Les appareils numériques sont pour les enfants de précieux outils au service de l’apprentissage, de la créativité et des relations sociales, mais ils n’en laissent pas moins craindre de possibles effets délétères pour le bien-être. Au nombre des risques qui leur sont associés figurent le recul des échanges directs, l’exposition à des contenus et à des comportements préjudiciables, les abus en ligne, ainsi que les répercussions négatives sur le sommeil, sur l’activité physique, ainsi que sur la santé physique et mentale de manière plus générale. Néanmoins, toutes les activités faisant appel aux médias numériques ne comportent pas les mêmes risques et, par manque de données, les recherches menées à ce jour se bornent encore, pour l’essentiel, à mettre en évidence des corrélations plutôt que des liens de causalité. D’une manière générale, de nombreux adolescents constatent des effets neutres ou positifs, mais une minorité d’individus vulnérables se trouve aux prises avec une utilisation problématique des médias numériques, qui va de pair avec des résultats négatifs sur le plan du bien-être. Ces observations sont corroborées par le témoignage direct de professionnels du domaine, enseignants, médecins ou travailleurs sociaux notamment.
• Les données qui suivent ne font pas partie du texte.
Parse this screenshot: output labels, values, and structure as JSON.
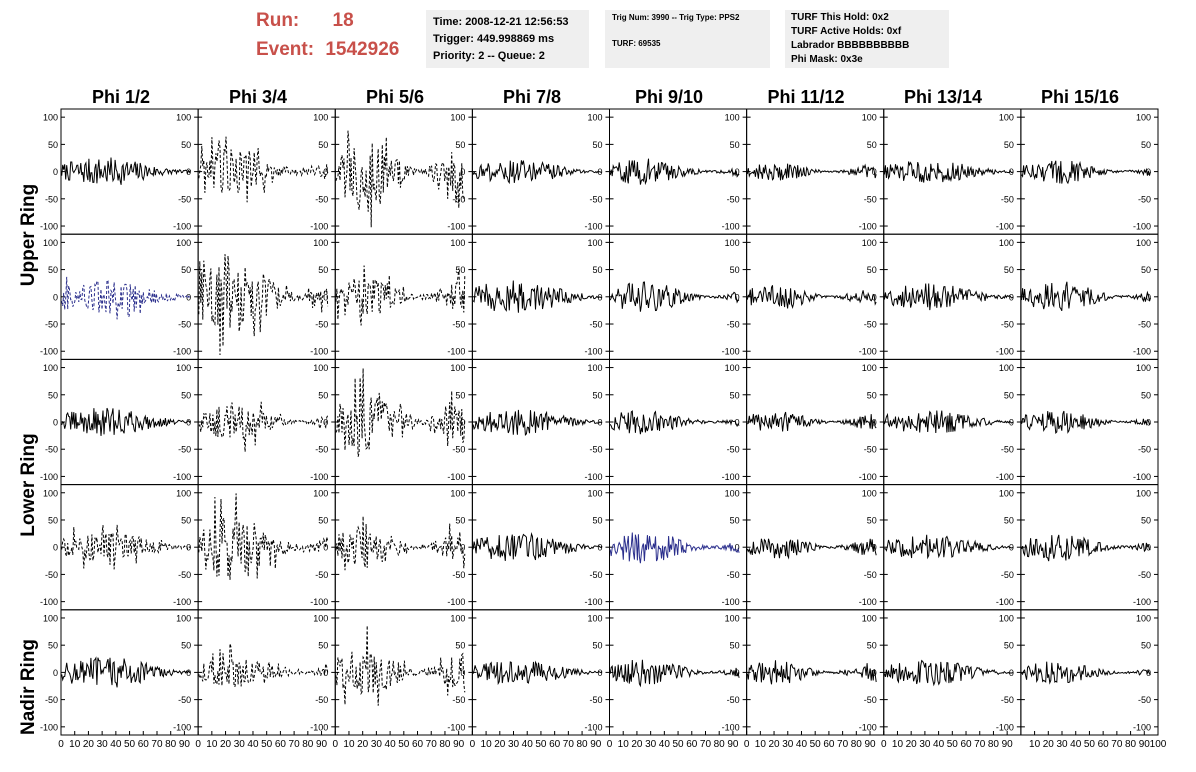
{
  "header": {
    "run_label": "Run:",
    "run_value": "18",
    "event_label": "Event:",
    "event_value": "1542926",
    "time_box": {
      "line1": "Time: 2008-12-21 12:56:53",
      "line2": "Trigger: 449.998869 ms",
      "line3": "Priority: 2 -- Queue: 2"
    },
    "trig_box": {
      "line1": "Trig Num: 3990 -- Trig Type: PPS2",
      "line2": "TURF: 69535"
    },
    "turf_box": {
      "line1": "TURF This Hold: 0x2",
      "line2": "TURF Active Holds: 0xf",
      "line3": "Labrador BBBBBBBBBB",
      "line4": "Phi Mask: 0x3e"
    }
  },
  "column_labels": [
    "Phi 1/2",
    "Phi 3/4",
    "Phi 5/6",
    "Phi 7/8",
    "Phi 9/10",
    "Phi 11/12",
    "Phi 13/14",
    "Phi 15/16"
  ],
  "ring_labels": [
    "Upper Ring",
    "Lower Ring",
    "Nadir Ring"
  ],
  "colors": {
    "background": "#ffffff",
    "header_red": "#c8504a",
    "info_box_bg": "#efefef",
    "trace_black": "#000000",
    "trace_blue": "#2a2e8c"
  },
  "chart_data": {
    "type": "line",
    "grid": false,
    "panel_grid": {
      "rows": 5,
      "cols": 8
    },
    "xlim": [
      0,
      100
    ],
    "ylim": [
      -115,
      115
    ],
    "x_ticks": [
      "0",
      "10",
      "20",
      "30",
      "40",
      "50",
      "60",
      "70",
      "80",
      "90",
      "100"
    ],
    "x_ticks_last_col": [
      "10",
      "20",
      "30",
      "40",
      "50",
      "60",
      "70",
      "80",
      "90",
      "100"
    ],
    "y_ticks": [
      "100",
      "50",
      "0",
      "-50",
      "-100"
    ],
    "panel_styles": [
      [
        "solid",
        "dashed",
        "dashed",
        "solid",
        "solid",
        "solid",
        "solid",
        "solid"
      ],
      [
        "dashed-blue",
        "dashed",
        "dashed",
        "solid",
        "solid",
        "solid",
        "solid",
        "solid"
      ],
      [
        "solid",
        "dashed",
        "dashed",
        "solid",
        "solid",
        "solid",
        "solid",
        "solid"
      ],
      [
        "dashed",
        "dashed",
        "dashed",
        "solid",
        "solid-blue",
        "solid",
        "solid",
        "solid"
      ],
      [
        "solid",
        "dashed",
        "dashed",
        "solid",
        "solid",
        "solid",
        "solid",
        "solid"
      ]
    ],
    "panel_amplitudes": [
      [
        15,
        25,
        35,
        12,
        14,
        10,
        12,
        13
      ],
      [
        18,
        40,
        22,
        18,
        16,
        14,
        14,
        17
      ],
      [
        15,
        18,
        30,
        14,
        13,
        12,
        13,
        12
      ],
      [
        15,
        35,
        22,
        15,
        17,
        13,
        13,
        15
      ],
      [
        17,
        17,
        28,
        13,
        14,
        13,
        13,
        12
      ]
    ]
  }
}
Il y a utilisation problématique des médias sociaux lorsque les enfants ne parviennent pas à maîtriser le temps qu’ils passent en ligne, se sentant obligés de prolonger celui-ci même si c’est au détriment de leurs tâches quotidiennes ou de leur bien-être. Il arrive parfois que cette utilisation passe de problématique à excessive ou induise des comportements relevant de l’addiction. La recherche tend à montrer qu’une telle utilisation accroît le risque de dépression, d’anxiété, de solitude, de difficultés scolaires, de problèmes de rapport au corps et de troubles du sommeil, et que les filles y sont souvent sujettes davantage que les garçons. Qui plus est, certains facteurs dans l’environnement numérique peuvent aggraver les dégâts potentiels, à commencer par l’intensification de la comparaison sociale, l’exposition à des images idéalisées et le cyberharcèlement. Le chapitre 4 du présent rapport sera consacré à l’étude du lien qui existe entre l’utilisation des médias numériques et le bien-être des enfants, une distinction étant établie selon la nature de l’activité (réseaux sociaux, jeux vidéo, par exemple), les caractéristiques de conception des technologies employées et le rôle passif ou actif de l’utilisateur, ainsi qu’en fonction des interactions avec les parents ou les tiers, enfants ou adultes. Il traitera également de l’influence de facteurs contextuels liés à la vie personnelle des enfants et à l’environnement familial.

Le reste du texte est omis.